HR-6798-119
Referred to the House Committee on Natural Resources.
Sponsored by Robin Kelly (D-IL)
What it does
This bill would designate the Calumet region — spanning portions of Illinois and three counties in Indiana along the southern shore of Lake Michigan — as a component of the National Heritage Area System. It would assign the Calumet Heritage Partnership as the local coordinating entity, require that entity to submit a management plan to the Secretary of the Interior within three years of enactment, and set a 15-year sunset on federal assistance authority for the area.
Who benefits
Residents of the Calumet region in Illinois and Indiana who would gain access to federally supported heritage programming and tourism infrastructure. Local governments, land trusts, and park districts that would receive coordination support. Tourism-related businesses, hotels, and restaurants in the region that could benefit from increased visitor traffic. Cultural and historical organizations such as the Field Museum of Natural History and Indiana Dunes Tourism.
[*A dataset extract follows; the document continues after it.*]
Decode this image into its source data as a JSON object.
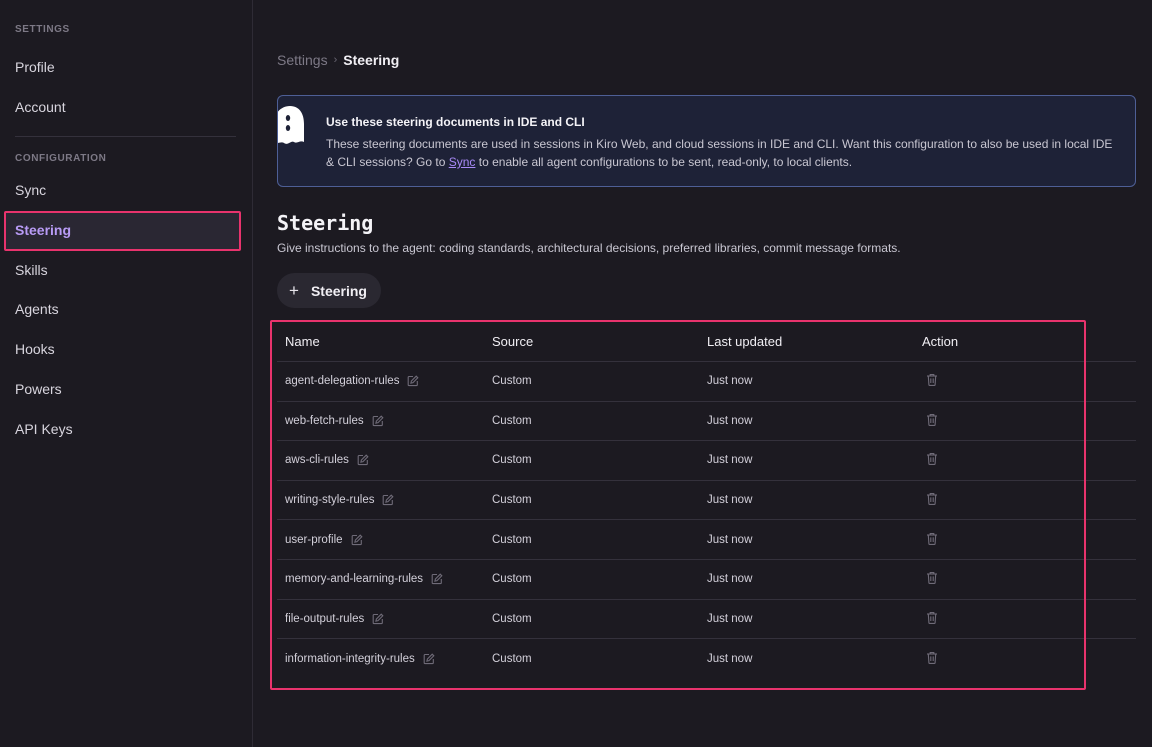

Volunteer conservation and ecological restoration groups already active in the region. Educators and students who would gain access to federally recognized heritage education resources.
Who is hurt
Federal taxpayers who would fund any appropriations associated with the designation, though the bill does not specify a dollar amount. Other National Heritage Area applicants or conservation priorities that may compete for the same limited pool of National Park Service funding and staff attention. Property owners within the designated boundary who may face increased scrutiny or informal pressure regarding land use, even though National Heritage Area designations do not impose regulatory controls or restrict private property rights.
Supporters argue
Supporters argue that the Calumet region holds exceptional and nationally distinctive historical, cultural, and ecological significance — including the largest operating integrated steelworks in the U.S., two national parks, five national natural landmarks, and sites tied to the Underground Railroad — that merits federal recognition and coordination. They contend that a National Park Service feasibility study already approved the designation, that broad bipartisan local support exists across Indiana and Illinois, and that the 15-year sunset provision ensures federal involvement is time-limited and tied to measurable outcomes rather than open-ended commitment.
Opponents argue
Opponents argue that National Heritage Area designations create a federal footprint in local land-use decisions that, while nominally non-regulatory, can generate confusion among property owners about their rights and add bureaucratic layers to local planning. They contend that the region's existing assets — two national parks, a National Historic Landmark, and 48,000 acres of protected land — already receive substantial federal attention, and that a new designation duplicates existing programs without a clear funding ceiling or demonstrated gap in stewardship that only federal designation can fill.